The Conover Piano Company was established in 1883 by brothers J. Frank Conover and George Conover. Originally located in Kansas City, Missouri, the firm was known as “Conover Brothers”. By 1890, both brothers had relocated to Chicago to take advantage of the booming piano manufacturing industry there.
Conover built five grand different grand piano models during the early 20th Century; the Model 66 which is 5 feet 5 inches, which also was called the “Fairy Grand”, the Model 77 around 5 feet 10 inches, the Model 88 which is 6 feet 4 inches, and then two which had Mason & Hamlin plates modified to show the Conover logo. These were the Model 99 which is a Mason BB, and the Model 100 which is the Mason and Hamlin CC1 at 9 feet 4 inches. The Fairy Grand had the Crownstay rim which had a single bar tension resonator and a circular system of beams for rim support. The other models had no tension resonator, but used plenty of lumber. The long side of the rim was often laminated white ash and eight inches thick.

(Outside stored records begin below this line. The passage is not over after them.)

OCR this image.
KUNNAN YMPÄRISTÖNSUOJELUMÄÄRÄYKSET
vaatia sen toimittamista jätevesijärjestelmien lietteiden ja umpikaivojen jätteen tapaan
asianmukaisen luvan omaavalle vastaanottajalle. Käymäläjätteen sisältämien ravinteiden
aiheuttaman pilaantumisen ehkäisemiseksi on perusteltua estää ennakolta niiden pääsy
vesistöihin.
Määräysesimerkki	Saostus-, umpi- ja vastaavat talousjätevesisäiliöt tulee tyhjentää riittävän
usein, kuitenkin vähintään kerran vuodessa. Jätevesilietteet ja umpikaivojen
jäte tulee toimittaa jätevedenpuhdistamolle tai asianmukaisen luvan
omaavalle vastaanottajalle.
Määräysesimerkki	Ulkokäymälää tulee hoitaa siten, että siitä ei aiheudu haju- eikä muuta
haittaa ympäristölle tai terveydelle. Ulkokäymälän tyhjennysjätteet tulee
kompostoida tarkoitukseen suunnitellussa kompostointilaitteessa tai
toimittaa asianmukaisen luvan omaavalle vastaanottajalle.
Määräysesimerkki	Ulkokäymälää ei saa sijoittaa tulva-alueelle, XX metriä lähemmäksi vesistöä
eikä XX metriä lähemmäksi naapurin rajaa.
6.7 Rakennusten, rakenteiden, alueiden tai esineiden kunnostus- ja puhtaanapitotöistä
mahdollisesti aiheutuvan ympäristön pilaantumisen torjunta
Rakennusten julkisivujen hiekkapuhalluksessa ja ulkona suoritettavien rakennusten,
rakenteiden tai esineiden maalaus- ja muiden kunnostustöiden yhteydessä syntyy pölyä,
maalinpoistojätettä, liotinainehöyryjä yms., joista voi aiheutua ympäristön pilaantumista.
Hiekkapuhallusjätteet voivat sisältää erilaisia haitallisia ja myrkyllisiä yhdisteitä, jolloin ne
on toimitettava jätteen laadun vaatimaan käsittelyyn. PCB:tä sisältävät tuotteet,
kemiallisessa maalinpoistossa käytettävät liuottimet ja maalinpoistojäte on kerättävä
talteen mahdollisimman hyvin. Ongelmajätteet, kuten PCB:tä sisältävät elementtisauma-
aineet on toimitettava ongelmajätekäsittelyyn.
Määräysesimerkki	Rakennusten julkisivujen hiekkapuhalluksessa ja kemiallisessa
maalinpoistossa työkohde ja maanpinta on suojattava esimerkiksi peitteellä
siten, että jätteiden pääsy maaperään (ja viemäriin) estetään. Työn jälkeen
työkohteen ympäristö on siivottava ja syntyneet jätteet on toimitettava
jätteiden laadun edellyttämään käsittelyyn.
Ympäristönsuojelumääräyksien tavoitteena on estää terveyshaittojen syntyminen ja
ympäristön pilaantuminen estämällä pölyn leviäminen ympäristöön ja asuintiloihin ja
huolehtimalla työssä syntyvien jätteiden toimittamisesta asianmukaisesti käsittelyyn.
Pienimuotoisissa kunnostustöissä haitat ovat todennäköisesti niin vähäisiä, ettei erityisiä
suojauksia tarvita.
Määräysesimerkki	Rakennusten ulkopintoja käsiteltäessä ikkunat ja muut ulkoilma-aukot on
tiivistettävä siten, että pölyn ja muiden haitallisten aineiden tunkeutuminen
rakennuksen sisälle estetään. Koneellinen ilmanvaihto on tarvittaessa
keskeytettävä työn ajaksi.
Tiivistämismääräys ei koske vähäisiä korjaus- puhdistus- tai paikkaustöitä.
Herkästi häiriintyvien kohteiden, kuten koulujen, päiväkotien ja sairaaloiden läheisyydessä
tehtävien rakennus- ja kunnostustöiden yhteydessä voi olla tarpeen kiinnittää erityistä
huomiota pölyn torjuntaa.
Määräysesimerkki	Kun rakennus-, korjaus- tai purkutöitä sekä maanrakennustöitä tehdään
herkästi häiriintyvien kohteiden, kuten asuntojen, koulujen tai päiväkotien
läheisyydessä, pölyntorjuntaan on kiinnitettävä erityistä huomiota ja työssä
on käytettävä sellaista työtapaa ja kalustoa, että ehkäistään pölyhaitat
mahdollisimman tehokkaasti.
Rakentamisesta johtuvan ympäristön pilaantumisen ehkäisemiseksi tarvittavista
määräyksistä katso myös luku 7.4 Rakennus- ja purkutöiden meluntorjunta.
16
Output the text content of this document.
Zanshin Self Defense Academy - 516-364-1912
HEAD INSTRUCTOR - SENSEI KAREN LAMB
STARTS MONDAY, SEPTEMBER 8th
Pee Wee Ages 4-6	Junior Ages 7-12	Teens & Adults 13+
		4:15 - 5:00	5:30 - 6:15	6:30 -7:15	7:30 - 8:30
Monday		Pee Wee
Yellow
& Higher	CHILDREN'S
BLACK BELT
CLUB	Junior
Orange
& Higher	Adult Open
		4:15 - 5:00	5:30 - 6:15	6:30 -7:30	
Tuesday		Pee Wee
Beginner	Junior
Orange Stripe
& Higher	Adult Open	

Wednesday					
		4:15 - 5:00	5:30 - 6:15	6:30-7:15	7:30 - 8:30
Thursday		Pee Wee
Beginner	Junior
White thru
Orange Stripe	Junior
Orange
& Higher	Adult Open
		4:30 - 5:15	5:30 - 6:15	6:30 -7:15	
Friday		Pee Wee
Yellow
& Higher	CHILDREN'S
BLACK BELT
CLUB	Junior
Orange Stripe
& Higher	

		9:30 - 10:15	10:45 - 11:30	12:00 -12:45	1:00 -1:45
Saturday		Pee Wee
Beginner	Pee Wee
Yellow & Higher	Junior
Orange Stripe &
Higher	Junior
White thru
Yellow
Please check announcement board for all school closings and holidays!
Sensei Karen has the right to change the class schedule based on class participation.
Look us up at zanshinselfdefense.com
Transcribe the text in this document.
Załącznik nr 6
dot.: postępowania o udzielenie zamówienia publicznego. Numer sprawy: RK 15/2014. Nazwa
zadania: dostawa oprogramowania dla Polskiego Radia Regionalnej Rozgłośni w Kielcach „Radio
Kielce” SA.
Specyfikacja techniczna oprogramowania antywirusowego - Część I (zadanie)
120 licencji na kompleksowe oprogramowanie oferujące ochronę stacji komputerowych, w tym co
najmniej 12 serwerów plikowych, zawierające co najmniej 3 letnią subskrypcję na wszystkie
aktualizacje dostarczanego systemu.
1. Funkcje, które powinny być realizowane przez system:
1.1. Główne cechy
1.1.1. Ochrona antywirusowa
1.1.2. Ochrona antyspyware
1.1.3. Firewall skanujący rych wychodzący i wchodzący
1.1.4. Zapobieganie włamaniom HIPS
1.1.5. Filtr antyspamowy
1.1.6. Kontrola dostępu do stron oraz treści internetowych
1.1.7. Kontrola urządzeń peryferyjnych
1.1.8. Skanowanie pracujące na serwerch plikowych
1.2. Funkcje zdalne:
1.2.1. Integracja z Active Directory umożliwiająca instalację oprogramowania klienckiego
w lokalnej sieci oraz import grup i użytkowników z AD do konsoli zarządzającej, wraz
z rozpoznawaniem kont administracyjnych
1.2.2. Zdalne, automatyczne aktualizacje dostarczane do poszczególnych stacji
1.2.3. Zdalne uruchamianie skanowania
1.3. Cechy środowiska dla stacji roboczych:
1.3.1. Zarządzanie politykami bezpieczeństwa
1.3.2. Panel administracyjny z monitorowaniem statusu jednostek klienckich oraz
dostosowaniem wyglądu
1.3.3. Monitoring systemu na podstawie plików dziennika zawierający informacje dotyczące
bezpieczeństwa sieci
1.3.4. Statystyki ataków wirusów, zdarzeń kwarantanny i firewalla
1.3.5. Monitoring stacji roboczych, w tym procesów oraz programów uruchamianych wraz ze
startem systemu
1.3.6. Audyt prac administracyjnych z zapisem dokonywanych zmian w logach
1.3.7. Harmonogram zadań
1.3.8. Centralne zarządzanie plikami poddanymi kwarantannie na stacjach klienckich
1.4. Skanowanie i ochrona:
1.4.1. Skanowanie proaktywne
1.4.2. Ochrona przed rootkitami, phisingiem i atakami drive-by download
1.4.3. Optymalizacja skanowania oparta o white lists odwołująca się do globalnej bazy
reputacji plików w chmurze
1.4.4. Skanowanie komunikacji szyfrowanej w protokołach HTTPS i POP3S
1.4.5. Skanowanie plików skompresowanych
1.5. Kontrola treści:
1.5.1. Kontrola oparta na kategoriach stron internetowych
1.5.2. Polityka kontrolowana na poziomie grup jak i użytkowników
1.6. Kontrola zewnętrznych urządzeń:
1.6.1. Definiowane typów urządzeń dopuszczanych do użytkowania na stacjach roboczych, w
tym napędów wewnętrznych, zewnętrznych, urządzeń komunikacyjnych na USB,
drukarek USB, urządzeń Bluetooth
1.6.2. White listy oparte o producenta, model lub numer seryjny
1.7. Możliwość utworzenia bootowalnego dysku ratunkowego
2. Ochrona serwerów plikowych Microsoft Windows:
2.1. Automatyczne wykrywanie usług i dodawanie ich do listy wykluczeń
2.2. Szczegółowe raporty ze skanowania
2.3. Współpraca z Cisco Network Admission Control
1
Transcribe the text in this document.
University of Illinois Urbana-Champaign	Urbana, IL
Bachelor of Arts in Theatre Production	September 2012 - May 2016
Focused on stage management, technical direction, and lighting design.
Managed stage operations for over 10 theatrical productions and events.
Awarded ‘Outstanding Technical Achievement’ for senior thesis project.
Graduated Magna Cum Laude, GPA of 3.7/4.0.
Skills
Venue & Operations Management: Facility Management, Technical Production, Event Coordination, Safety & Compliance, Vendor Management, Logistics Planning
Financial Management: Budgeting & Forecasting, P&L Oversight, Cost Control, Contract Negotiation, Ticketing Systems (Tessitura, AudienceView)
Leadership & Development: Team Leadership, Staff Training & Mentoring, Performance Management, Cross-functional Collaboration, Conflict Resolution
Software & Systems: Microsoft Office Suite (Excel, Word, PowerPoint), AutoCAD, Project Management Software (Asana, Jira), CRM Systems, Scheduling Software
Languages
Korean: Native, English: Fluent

The Conover warehouse in Chicago was directly behind the Chicago Symphony Orchestra, which owned a Model 100. The Conover factory building, only a short distance from their store on Wabash Ave. was torn down in the early 1960s. Conover Cable Co. had two other factories, one in Oregon, Illinois which building is still standing and another in St. Charles, Illinois which has been torn down.
J. Frank Conover died in 1918 and Richard Gertz around 1920. Conover was ultimately absorbed into the giant Aeolian Corporation, and the Conover brand name was built well into the mid 20th Century.